Aid conditionality for LGBTI rights is currently being used to show muscle for an otherwise vulnerable minority, but this action, not taken with the full consultation ignores the adverse effect that the action would actually have on LGBTI Africans. All Africans would suffer if, for instance, our education and health systems were further crumbled. Certainly, the withdrawal, or threat therein, of foreign aid only reinforces the argument that homosexuality is a Western construct. And of course the homophobes, knowing full well the illegitimacy of their argument, encourage this connection as when President Museveni talked about why he withdrew the Anti-Homosexuality bill ignored or obliterated the significant widespread Ugandan and African movement to fight the bill, but focused only on Western pressure thus stirring backlash.
An emerging Queer movement in Africa is engaging in this context and conversation not from the point of view of ‘gay rights’ but from a framework of queer liberation. Attempting to dismantle the binary notions of gender and sexuality to talk about pluralism and complexity. This movement seeks not to separate LGBTI issues from the broad spectrum of issues that affect all Africans including Queer Africans. This implies that what affects Africans negatively is indeed bad for Queer Africans but also, and critically, that the reverse holds strong.

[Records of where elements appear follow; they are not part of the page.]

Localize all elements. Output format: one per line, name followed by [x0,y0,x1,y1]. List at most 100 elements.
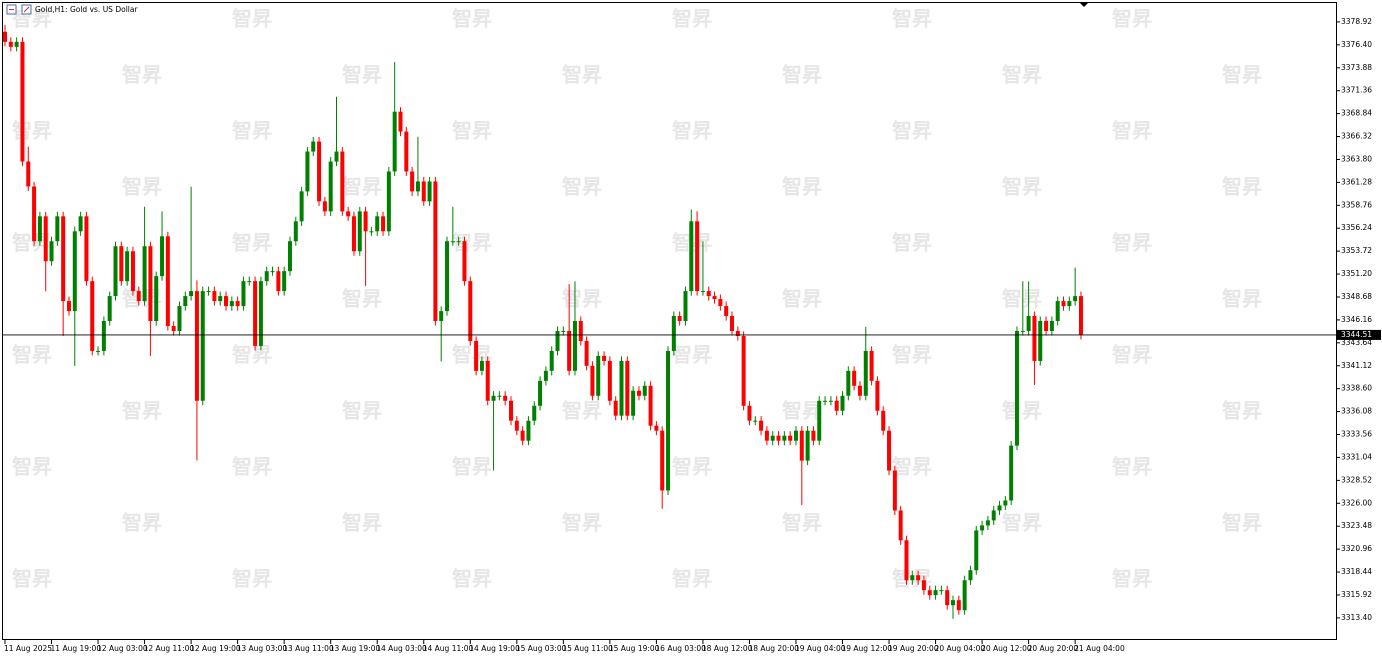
candle-body [485,360,490,401]
x-tick-label: 18 Aug 20:00 [748,644,799,653]
candle-body [450,241,455,243]
candle-body [305,151,310,192]
candle-body [194,291,199,401]
candle-body [177,306,182,332]
candle-body [852,370,857,386]
candle-body [945,590,950,606]
candle-body [90,281,95,351]
watermark: 智昇 [232,119,272,143]
candle-body [985,520,990,526]
candle-body [96,350,101,352]
candle-body [759,420,764,431]
candle-body [578,321,583,342]
candle-body [561,331,566,333]
candle-body [508,400,513,421]
candle-body [840,395,845,411]
watermark: 智昇 [782,287,822,311]
candle-body [718,299,723,307]
candle-body [613,400,618,416]
candle-body [165,236,170,327]
candle-body [631,390,636,416]
candle-body [910,575,915,581]
x-tick-label: 15 Aug 03:00 [516,644,567,653]
watermark: 智昇 [1112,231,1152,255]
watermark: 智昇 [562,63,602,87]
y-tick-label: 3313.40 [1341,613,1372,622]
candle-body [479,360,484,371]
watermark: 智昇 [1112,567,1152,591]
candle-body [270,271,275,273]
y-tick-label: 3378.92 [1341,17,1372,26]
x-tick-label: 19 Aug 12:00 [842,644,893,653]
y-tick-label: 3363.80 [1341,154,1372,163]
candle-body [602,355,607,361]
x-tick-label: 20 Aug 20:00 [1028,644,1079,653]
candle-body [1032,315,1037,361]
watermark: 智昇 [1112,7,1152,31]
watermark: 智昇 [12,119,52,143]
watermark: 智昇 [892,231,932,255]
watermark: 智昇 [562,287,602,311]
watermark: 智昇 [342,287,382,311]
candle-body [311,141,316,152]
candle-body [101,321,106,351]
candle-body [456,241,461,243]
candle-body [753,420,758,422]
watermark: 智昇 [232,567,272,591]
candle-body [1078,296,1083,335]
candle-body [200,291,205,401]
candle-body [1009,445,1014,501]
y-tick-label: 3346.16 [1341,315,1372,324]
x-tick-label: 14 Aug 19:00 [469,644,520,653]
watermark: 智昇 [1002,63,1042,87]
candle-body [625,360,630,416]
candle-body [49,241,54,262]
candle-body [799,430,804,461]
plot-frame [2,2,1337,640]
candle-body [247,281,252,283]
candle-body [823,400,828,402]
candle-body [282,271,287,292]
candle-body [1055,301,1060,321]
watermark: 智昇 [1222,175,1262,199]
candle-body [171,326,176,332]
candle-body [32,186,37,242]
candle-body [817,400,822,441]
watermark: 智昇 [782,399,822,423]
candle-body [113,246,118,297]
candle-body [607,360,612,401]
watermark: 智昇 [122,175,162,199]
candle-body [43,216,48,262]
watermark: 智昇 [232,231,272,255]
y-tick-label: 3368.84 [1341,109,1372,118]
candle-body [107,296,112,321]
candle-body [445,241,450,312]
candle-body [974,530,979,571]
watermark: 智昇 [1002,511,1042,535]
watermark: 智昇 [1002,287,1042,311]
x-tick-label: 13 Aug 19:00 [330,644,381,653]
y-tick-label: 3320.96 [1341,544,1372,553]
candle-body [857,385,862,396]
candle-body [811,430,816,441]
candle-body [567,331,572,371]
candle-body [881,410,886,431]
watermark: 智昇 [342,399,382,423]
y-tick-label: 3341.12 [1341,361,1372,370]
candle-body [1003,500,1008,506]
candle-body [212,291,217,302]
candle-body [1026,315,1031,332]
chart-title: Gold,H1: Gold vs. US Dollar [35,5,138,14]
candle-body [666,350,671,491]
candle-body [491,395,496,401]
candle-body [526,420,531,441]
candle-body [125,251,130,282]
candle-body [764,430,769,441]
y-tick-label: 3336.08 [1341,407,1372,416]
candle-body [538,380,543,406]
y-tick-label: 3323.48 [1341,521,1372,530]
candle-body [26,161,31,187]
candle-body [677,315,682,321]
candle-body [683,291,688,321]
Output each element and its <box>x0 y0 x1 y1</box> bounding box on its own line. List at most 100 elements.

There are a myriad of opinions in the LGBTIQ movement about the use of aid as a tactic. This is exactly as it should be and reflects the plural and multifaceted nature of a steadily growing movement. Just like sanctions for South Africa became a tactic that the liberation forces had to debate and build consensus around internally: whether the effects on Black people could be counterbalanced by the potential victory over the Apartheid system. So, too these are tactics that must be debated, discussed, and decided by the African Queer movement. When difficult measures that will impact whole communities and nations are used, they must be used responsibly, as an urgent resort and always with the decision making of those directly affected. Nevertheless, while aid for LGBTIQ rights and equality are being discussed, significant shifts in global geopolitics almost render the discussion futile. With so-called ‘emerging’ powers wielding as much political and economic clout as former colonial powers, the aid system is likely to significantly transform and aid conditionality may be rendered obsolete. In this context, the Queer African movement must again consider how to make global alliances, with whom and with what tactics, and must continue to engage critically on the nature of genuine solidarity with these allied partners.
Hakima Abbas is the Executive Director of Fahamu Network for Social Justice.
(1) ‘Aid and Reparations: Power in the Development Discourse’, Hakima Abbas with Nana Ndeda (2009) published in ‘Aid to Africa: Coloniser or Redeemer?’, by Pambazuka Press (Edited by Hakima Abbas and Yves Niyiragira), ISBN: 978-1-906387-38-9.